De Rerum Natura
Simplicidade
A letra desta canção, um belíssimo poema de Agepê, nome artístico de Antônio Gilson Porfírio, um belíssimo letrista brasileiro, sempre me impressionou pela sua simplicidade. São palavras comuns, do quotidiano, despojadas da ambição de outros vocabulários envoltos em dissimulação, cagança imperial sem sustento intelectual e ético. O poema é tão singelo e, sobretudo, tão despojado que se torna intenso precisamente por isso. A simplicidade, não o simplismo, do pensamento e da atitude é, hoje em dia, uma surpresa, quase um choque. Transporta consigo a limpidez de raciocínio e a clareza de caráter próprias dos justos e serenos. Vivemos num mundo de rodeios e supostas importâncias, de justificação do injustificável, de licitação do crime que é o triunfo da ignorância sobre todos os valores, sobre todo o mérito e nobreza. Vivemos num universo de valorização do zero, de coisa nenhuma, da insignificância e parecemos esquecer a nossa igualdade e equidade supremas: somos todos um pouco de pó, somos todos pateticamente perecíveis, somos todos pouco mais do que nada. Parecemos esquecer que o que nos define não é o ter, mas o ser. Parecemos esquecer que não somos definidos pelo carro que temos, o modelo do telemóvel, a casa onde vivemos, o cargo que ocupamos, o título que ostentamos. Aquilo que nos define são os pequenos gestos. A compaixão, a nobreza de caráter, a frontalidade, a capacidade de sermos felizes e fazermos alguém feliz. O que nos define é a tenacidade e a determinação em sermos melhor do que somos. E tudo isto se oblitera numa nuvem de argumentos e razões e justificações que mais não são do que a criação de uma confusão generalizada e lamacenta da qual os nobres de caráter se afastam para poderem respirar e na qual a ignorância maledicente e mal intencionada triunfa.
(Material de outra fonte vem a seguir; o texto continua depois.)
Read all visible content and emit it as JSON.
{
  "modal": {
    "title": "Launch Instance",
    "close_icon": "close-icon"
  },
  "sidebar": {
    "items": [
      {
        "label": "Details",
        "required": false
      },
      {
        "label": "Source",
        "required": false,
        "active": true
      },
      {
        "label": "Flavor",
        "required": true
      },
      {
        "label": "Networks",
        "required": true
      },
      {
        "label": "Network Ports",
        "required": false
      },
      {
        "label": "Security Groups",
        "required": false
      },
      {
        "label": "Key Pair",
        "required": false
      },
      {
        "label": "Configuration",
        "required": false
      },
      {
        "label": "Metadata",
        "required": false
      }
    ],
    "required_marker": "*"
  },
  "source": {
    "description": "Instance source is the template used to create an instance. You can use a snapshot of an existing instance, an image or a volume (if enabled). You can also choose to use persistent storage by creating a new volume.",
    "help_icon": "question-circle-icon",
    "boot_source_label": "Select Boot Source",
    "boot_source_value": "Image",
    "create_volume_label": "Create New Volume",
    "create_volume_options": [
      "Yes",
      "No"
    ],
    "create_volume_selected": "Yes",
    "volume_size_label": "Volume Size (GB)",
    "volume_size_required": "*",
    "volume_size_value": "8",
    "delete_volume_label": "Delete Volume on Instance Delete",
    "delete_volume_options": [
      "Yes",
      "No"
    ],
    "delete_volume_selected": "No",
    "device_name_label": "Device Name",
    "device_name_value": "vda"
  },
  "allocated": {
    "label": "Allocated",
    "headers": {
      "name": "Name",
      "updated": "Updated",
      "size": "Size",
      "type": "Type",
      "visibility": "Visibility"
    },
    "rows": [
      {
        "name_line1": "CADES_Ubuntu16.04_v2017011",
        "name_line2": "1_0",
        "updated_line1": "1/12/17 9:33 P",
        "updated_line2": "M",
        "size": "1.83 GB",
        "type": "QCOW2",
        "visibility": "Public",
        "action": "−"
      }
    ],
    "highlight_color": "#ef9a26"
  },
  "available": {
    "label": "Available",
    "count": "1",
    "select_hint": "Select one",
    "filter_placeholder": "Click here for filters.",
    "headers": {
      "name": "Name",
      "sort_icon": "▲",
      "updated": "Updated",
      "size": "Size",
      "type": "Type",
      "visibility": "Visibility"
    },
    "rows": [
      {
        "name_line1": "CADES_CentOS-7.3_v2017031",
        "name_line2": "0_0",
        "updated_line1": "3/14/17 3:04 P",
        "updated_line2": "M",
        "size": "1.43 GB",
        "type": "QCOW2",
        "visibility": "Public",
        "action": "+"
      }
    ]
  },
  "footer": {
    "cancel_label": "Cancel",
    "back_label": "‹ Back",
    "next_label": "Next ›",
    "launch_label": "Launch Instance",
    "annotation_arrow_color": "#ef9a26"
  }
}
Vivemos uma gigantesca e universal batalha de palavras de complexidade porque não somos capazes da simplicidade desarmante com que Agepê nos brinda neste poema tão sublimemente interpretado pela inimitável Simone. “Na beleza desse teu olhar, eu quero estar o tempo inteiro.” O problema é que há já muito poucos olhares de beleza genuína e verdadeira e há, menos ainda, quem reconheça essa simplicidade e saiba viver nela como quem navega em águas calmas. Se todos conseguíssemos ser assim tão simples… seríamos todos tão mais profundos… e felizes! Tenho dito.